The criminal destruction of Malaysia Airlines Flight 17 over Ukraine is back in the news in important ways. The association Bellingcat has just released a report with remarkably specific evidence implicating Russia. The Kremlin immediately responded with particularly intense outrage, indicating this new information may indeed be damning.
Bellingcat is a group of volunteers based in Britain who use available news, social media and other sources to investigate stories often related to violence and war. These include the Paris terrorist attack and the ongoing war in Syria. The organization, which was launched with a crowd-funding campaign, uses Google Earth to collect data.
The scheduled Malaysia airliner was en route from Amsterdam to Kuala Lumpur but crashed in rebel-held territory in Ukraine in July 2014. A total of 298 people were killed. There was desecration of the remains of those killed. The crash site also was severely contaminated.
Sloppy treatment of both the human remains and the aircraft wreckage confirm that committed thugs and killers cannot be trusted to carry out either humane or forensic tasks. We already knew that.
Despite this, U.S. and German intelligence agencies quickly concluded that the Malaysia jet was hit by a missile from a Russian SA-11 anti-aircraft system. Evidence included missile fragments, sensors following the missile flight, intercepted voice communications and postings to social media.
Bellingcat has combed through masses of information seeking more specific detail. Social media postings and photos from Russian soldiers proved especially helpful.
The Bellingcat report reconfirms a Buk missile launcher was responsible for the crime. The 53rd Air Defense Brigade of the Russian Army, and specifically launcher Number 332, is indicted.
The launcher was in position in Eastern Ukraine on the day the airliner was destroyed.
Moscow condemns the report as the work of speculating amateurs, for good political reasons.
Putin’s government has consistently denied their military forces are in Ukraine, describing separatists as “volunteers.”
Russia clearly is committed to remaining a major military power. According to the respected International Institute for Strategic Studies (IISS), national defense spending as a percentage of Russia’s gross domestic product has steadily grown, from 2.76 percent in 2010 to 3.15 percent in 2013, and a projection of 3.89 percent in 2016. Defense spending is now dominated by a handful of large, predominantly state-owned corporations. As under the Soviet regime, the military remains a high priority.
In addition to the human tragedy involved, the Malaysia Airlines disaster and aftermath underscores both dangers and promise of technology. Almost certainly, the civilian aircraft was misidentified as military. Russian public posting taking credit were taken down once the aircraft was identified as civilian.
We are in the midst of the 100th anniversary of World War I, fought from 1914 to 1918. That conflagration was sparked by an assassination in the Balkans. Thereafter, military plans and machinery took over, and vast killing became self-reinforcing. New generations of devastating weapons, particularly the machine gun, changed the nature of the battlefield.
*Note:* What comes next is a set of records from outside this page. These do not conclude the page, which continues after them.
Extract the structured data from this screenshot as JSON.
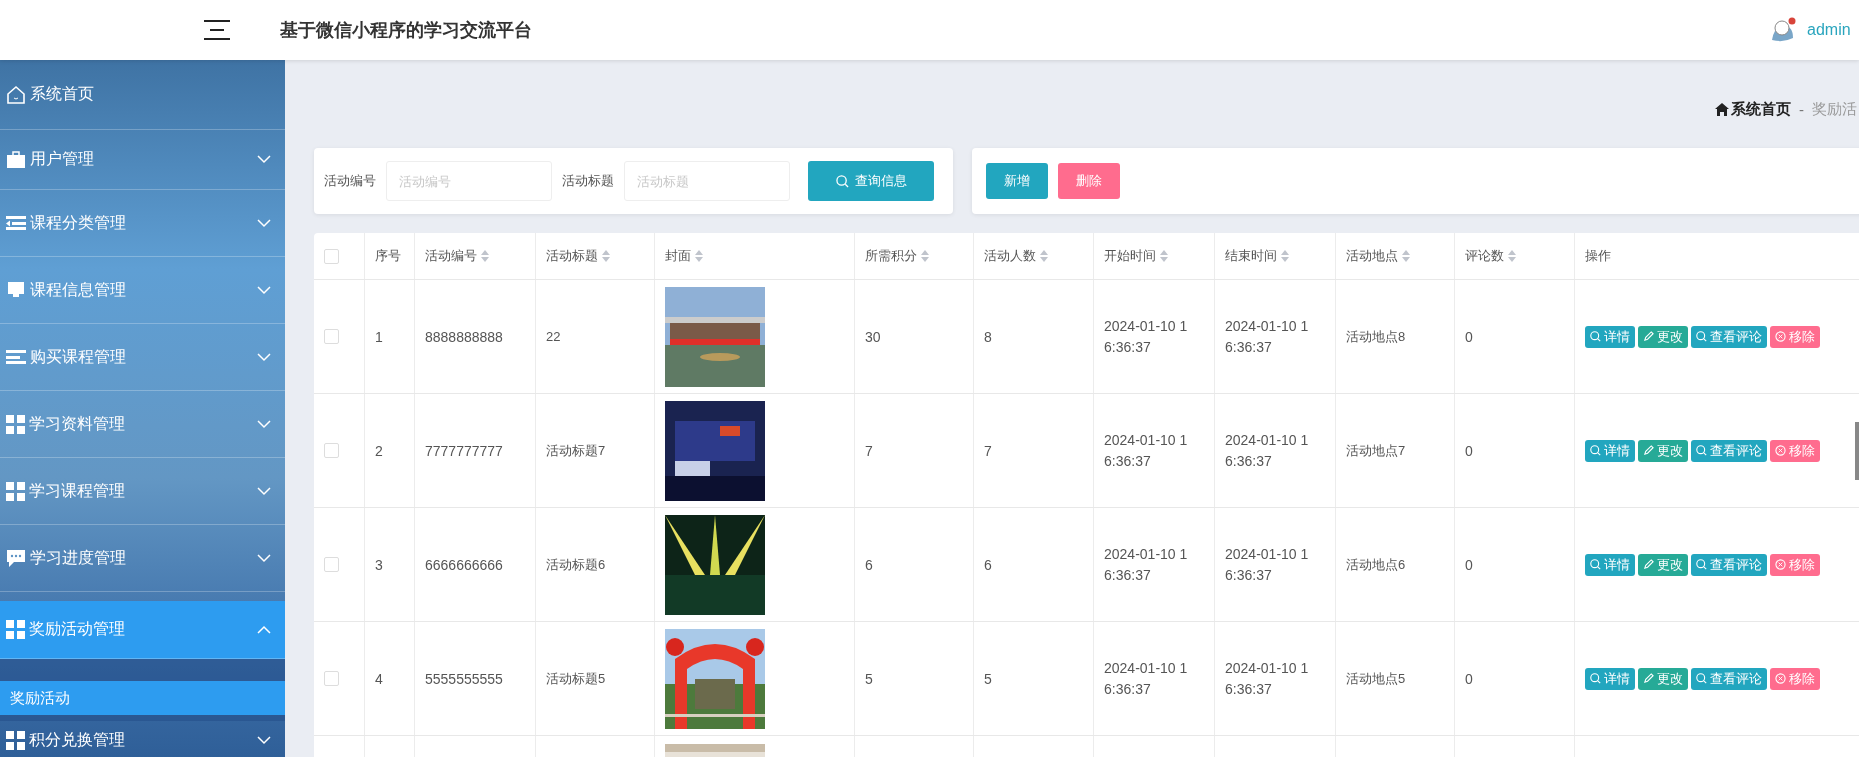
{
  "header": {
    "title": "基于微信小程序的学习交流平台",
    "user": "admin"
  },
  "sidebar": {
    "items": [
      {
        "label": "系统首页",
        "kind": "link",
        "selected": false
      },
      {
        "label": "用户管理",
        "kind": "menu",
        "expanded": false,
        "selected": false
      },
      {
        "label": "课程分类管理",
        "kind": "menu",
        "expanded": false,
        "selected": false
      },
      {
        "label": "课程信息管理",
        "kind": "menu",
        "expanded": false,
        "selected": false
      },
      {
        "label": "购买课程管理",
        "kind": "menu",
        "expanded": false,
        "selected": false
      },
      {
        "label": "学习资料管理",
        "kind": "menu",
        "expanded": false,
        "selected": false
      },
      {
        "label": "学习课程管理",
        "kind": "menu",
        "expanded": false,
        "selected": false
      },
      {
        "label": "学习进度管理",
        "kind": "menu",
        "expanded": false,
        "selected": false
      },
      {
        "label": "奖励活动管理",
        "kind": "menu",
        "expanded": true,
        "selected": true,
        "children": [
          {
            "label": "奖励活动",
            "selected": true
          }
        ]
      },
      {
        "label": "积分兑换管理",
        "kind": "menu",
        "expanded": false,
        "selected": false
      }
    ]
  },
  "breadcrumb": {
    "items": [
      "系统首页",
      "奖励活"
    ],
    "separator": "-"
  },
  "search": {
    "fields": [
      {
        "label": "活动编号",
        "placeholder": "活动编号"
      },
      {
        "label": "活动标题",
        "placeholder": "活动标题"
      }
    ],
    "button": "查询信息"
  },
  "actions": [
    {
      "label": "新增",
      "kind": "primary"
    },
    {
      "label": "删除",
      "kind": "danger"
    }
  ],
  "table": {
    "columns": [
      {
        "kind": "checkbox",
        "checked": false
      },
      {
        "label": "序号",
        "sortable": false
      },
      {
        "label": "活动编号",
        "sortable": true
      },
      {
        "label": "活动标题",
        "sortable": true
      },
      {
        "label": "封面",
        "sortable": true
      },
      {
        "label": "所需积分",
        "sortable": true
      },
      {
        "label": "活动人数",
        "sortable": true
      },
      {
        "label": "开始时间",
        "sortable": true
      },
      {
        "label": "结束时间",
        "sortable": true
      },
      {
        "label": "活动地点",
        "sortable": true
      },
      {
        "label": "评论数",
        "sortable": true
      },
      {
        "label": "操作",
        "sortable": false
      }
    ],
    "rows": [
      {
        "checked": false,
        "index": "1",
        "code": "8888888888",
        "title": "22",
        "cover": {
          "kind": "picture"
        },
        "points": "30",
        "people": "8",
        "start": "2024-01-10 16:36:37",
        "end": "2024-01-10 16:36:37",
        "place": "活动地点8",
        "comments": "0",
        "actions": [
          {
            "label": "详情",
            "kind": "view"
          },
          {
            "label": "更改",
            "kind": "edit"
          },
          {
            "label": "查看评论",
            "kind": "view"
          },
          {
            "label": "移除",
            "kind": "remove"
          }
        ]
      },
      {
        "checked": false,
        "index": "2",
        "code": "7777777777",
        "title": "活动标题7",
        "cover": {
          "kind": "picture"
        },
        "points": "7",
        "people": "7",
        "start": "2024-01-10 16:36:37",
        "end": "2024-01-10 16:36:37",
        "place": "活动地点7",
        "comments": "0",
        "actions": [
          {
            "label": "详情",
            "kind": "view"
          },
          {
            "label": "更改",
            "kind": "edit"
          },
          {
            "label": "查看评论",
            "kind": "view"
          },
          {
            "label": "移除",
            "kind": "remove"
          }
        ]
      },
      {
        "checked": false,
        "index": "3",
        "code": "6666666666",
        "title": "活动标题6",
        "cover": {
          "kind": "picture"
        },
        "points": "6",
        "people": "6",
        "start": "2024-01-10 16:36:37",
        "end": "2024-01-10 16:36:37",
        "place": "活动地点6",
        "comments": "0",
        "actions": [
          {
            "label": "详情",
            "kind": "view"
          },
          {
            "label": "更改",
            "kind": "edit"
          },
          {
            "label": "查看评论",
            "kind": "view"
          },
          {
            "label": "移除",
            "kind": "remove"
          }
        ]
      },
      {
        "checked": false,
        "index": "4",
        "code": "5555555555",
        "title": "活动标题5",
        "cover": {
          "kind": "picture"
        },
        "points": "5",
        "people": "5",
        "start": "2024-01-10 16:36:37",
        "end": "2024-01-10 16:36:37",
        "place": "活动地点5",
        "comments": "0",
        "actions": [
          {
            "label": "详情",
            "kind": "view"
          },
          {
            "label": "更改",
            "kind": "edit"
          },
          {
            "label": "查看评论",
            "kind": "view"
          },
          {
            "label": "移除",
            "kind": "remove"
          }
        ]
      },
      {
        "cover": {
          "kind": "picture"
        }
      }
    ]
  }
}
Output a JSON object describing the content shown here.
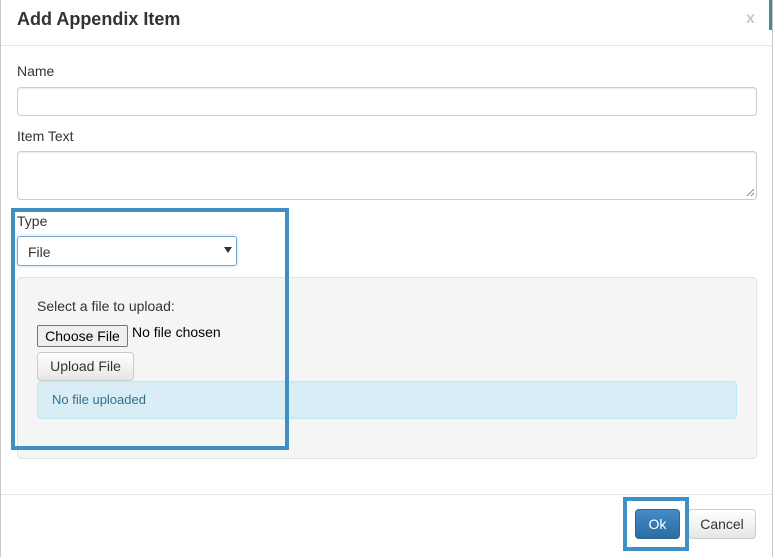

In effect, technology seized control.
A more subtle lesson about technology and war also relates to Eastern Europe. The Enigma was an exceptionally complex electro-mechanical encryption machine developed in Germany.
Just before Nazi Germany invaded Poland in 1939, Polish agents delivered a working Enigma to British and French intelligence pros. Through World War II, the Allies had this crucial intelligence source, code named Ultra.
Technology can both drive and undercut war. Human imagination is pivotal, as Bellingcat currently is demonstrating.